Plus d’une fois par jour 5%
Une fois par jour 7%
Une fois par semaine 13%
De temps à autre 32%
Seulement une fois 26%
Pensez-vous que la consommation de haschisch ne doit pas être punissable ?
OUI 49%
NON 41%
Claude Frey "Je suis contre !"
Claude Frey, vous vous opposez à une légalisation de la consommation du H. Pourquoi ?
Même si la nocivité du haschisch est moins grande que celle de drogues dures, son interdiction permet une première barrière. Chaque fumeur ne devient certes pas accroché aux drogues dures, mais tous les toxicomanes ont commencé en fumant !
Une distinction entre drogues dures et douces doit-elle être faite ?
Oui c’est déjà le cas. Cette distinction se fait au niveau de la punition. Celle-ci est en effet beaucoup plus grande dans le cas des drogues dures.
Le sondage du "Sonntags-Blick" n’affaiblit-il pas votre position ?
Non. Nous n’avons jamais proposé d’arrêter de légiférer sur certains vols parce qu’ils sont fréquents ! De tels résultats ne doivent pas inciter à baisser la garde.
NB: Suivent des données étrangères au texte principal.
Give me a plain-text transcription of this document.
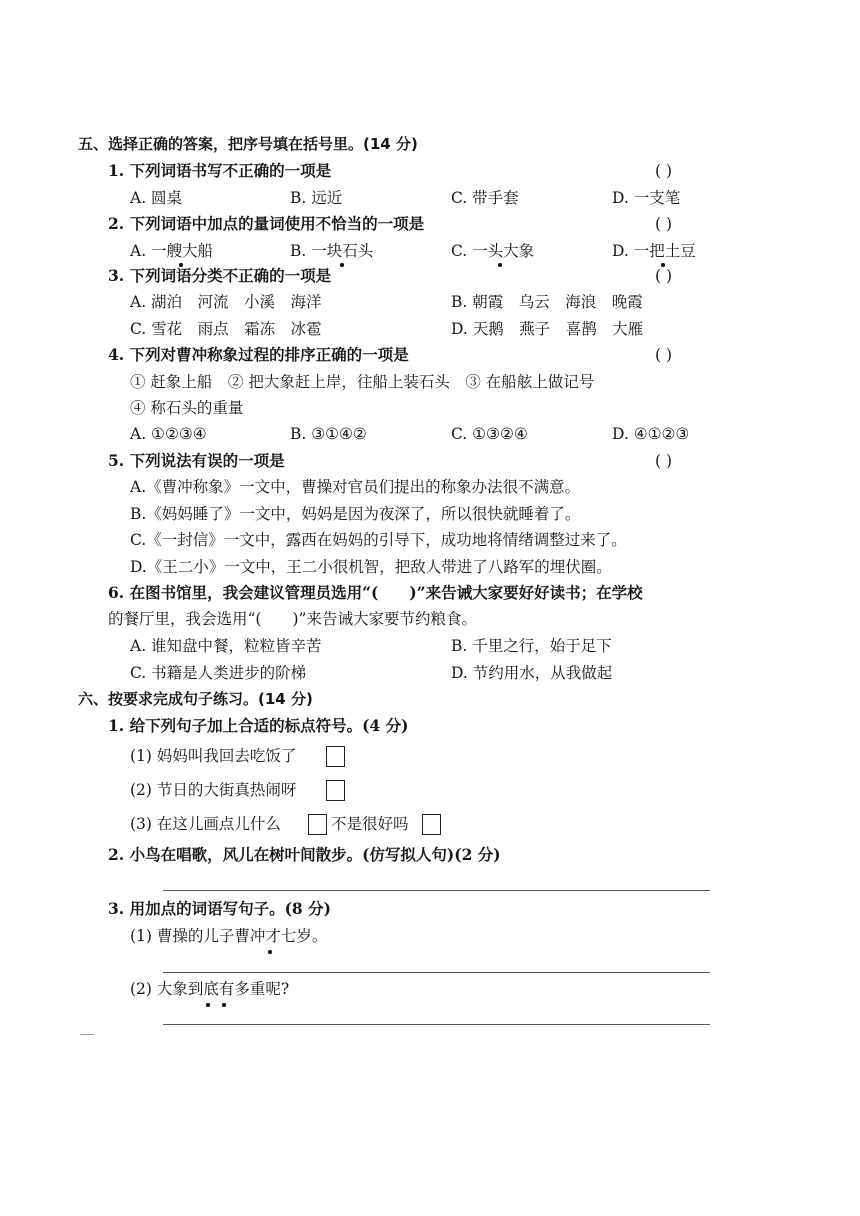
五、选择正确的答案，把序号填在括号里。(14 分)
1. 下列词语书写不正确的一项是	( )
A. 圆桌	B. 远近	C. 带手套	D. 一支笔
2. 下列词语中加点的量词使用不恰当的一项是	( )
A. 一艘大船	B. 一块石头	C. 一头大象	D. 一把土豆
3. 下列词语分类不正确的一项是	( )
A. 湖泊　河流　小溪　海洋	B. 朝霞　乌云　海浪　晚霞
C. 雪花　雨点　霜冻　冰雹	D. 天鹅　燕子　喜鹊　大雁
4. 下列对曹冲称象过程的排序正确的一项是	( )
① 赶象上船　② 把大象赶上岸，往船上装石头　③ 在船舷上做记号
④ 称石头的重量
A. ①②③④	B. ③①④②	C. ①③②④	D. ④①②③
5. 下列说法有误的一项是	( )
A.《曹冲称象》一文中，曹操对官员们提出的称象办法很不满意。
B.《妈妈睡了》一文中，妈妈是因为夜深了，所以很快就睡着了。
C.《一封信》一文中，露西在妈妈的引导下，成功地将情绪调整过来了。
D.《王二小》一文中，王二小很机智，把敌人带进了八路军的埋伏圈。
6. 在图书馆里，我会建议管理员选用“(　　)”来告诫大家要好好读书；在学校
的餐厅里，我会选用“(　　)”来告诫大家要节约粮食。
A. 谁知盘中餐，粒粒皆辛苦	B. 千里之行，始于足下
C. 书籍是人类进步的阶梯	D. 节约用水，从我做起
六、按要求完成句子练习。(14 分)
1. 给下列句子加上合适的标点符号。(4 分)
(1) 妈妈叫我回去吃饭了
(2) 节日的大街真热闹呀
(3) 在这儿画点儿什么	不是很好吗
2. 小鸟在唱歌，风儿在树叶间散步。(仿写拟人句)(2 分)
3. 用加点的词语写句子。(8 分)
(1) 曹操的儿子曹冲才七岁。
(2) 大象到底有多重呢?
Ils racontent leur expérience
Dans le SonntagsBlick d’hier, mais aussi dans l’Hebdo du 6 février, certaines personnalités ont admis avoir déjà fumé un joint. Petit panorama :
Beaucoup de personnalités ont fumé dans leur jeunesse. C’est le cas de Peter Bodenmann, de François Lachat, de Jean-Charles Simon, d’Alex Zulle ou de Didier Cuche. La plupart des personnes interrogées ont arrêté depuis longtemps et ne gardent pas un très bon souvenir de leur expérience passée. "J’ai été malade" ou "ça ne m’a pas fait grand chose" reviennent fréquemment. Certains admettent fumer encore, à l’image de Pierre Chiffelle : "de temps à autre, dans une soirée, c’est très convivial", a confié le conseiller municipal de Vevey, directeur de la police.
Caroline Zuercher
Je fume, tu fumes, nous fumons du haschisch. Pas tout le monde, mais presque... C’est ce que révèle un article du Sonntags-Blick d’hier : un Suisse sur cinq admet avoir déjà fumé, et 49% des personnes interrogées souhaitent une dépénalisation de cette drogue douce dans notre pays. Et cent personnalités ont affichés ouvertement leur appartenance au club de ceux qui ont essayé, avec plus ou moins d’assiduité. La légalisation de la consommation du chanvre, et avec elle une claire distinction entre drogues dures et douces, est-elle au goût du jour ? "Beaucoup de personnes consomment et plus de la moitié des infractions à la loi fédérale sur les stupéfiants concernent cette drogue, souligne Sylvain Goujon, membre du comité Proleg Genève . Mais aucun politicien ne veut véritablement lutter pour la dépénalisation, parce que le thème n’est pas porteur". Situation étonnante, qui semble néanmoins bouger : l’an dernier, les écologistes suisses ont déposé une motion allant dans cette direction, les socialistes ont lancé une initiative parlementaire et plusieurs cantons - Bâle Campagne, Zurich, Lucerne - les ont imités. Plusieurs autorités cantonales souhaitent d’ailleurs un changement. "On intervient au coup par coup, sans jamais résoudre la question de fond, explique Claude Grandjean, chef du Département de justice et police à Fribourg. Tôt ou tard, on arrivera bien à une dépénalisation : le balayage de l’initiative "Jeunesse sans drogue" a d’ailleurs montré une grande évolution dans notre société ! Du côté Vaudois, cet avis est partagé : Josef Zisyadis, chef de Justice et Police, se dit en effet ouvertement favorable à la décriminalisation. Avec un bémol tout de même : "Il faudrait alors augmenter les moyens de répression des drogues dures et instaurer une régie d’Etat permettant de récolter un impôt sur la vente".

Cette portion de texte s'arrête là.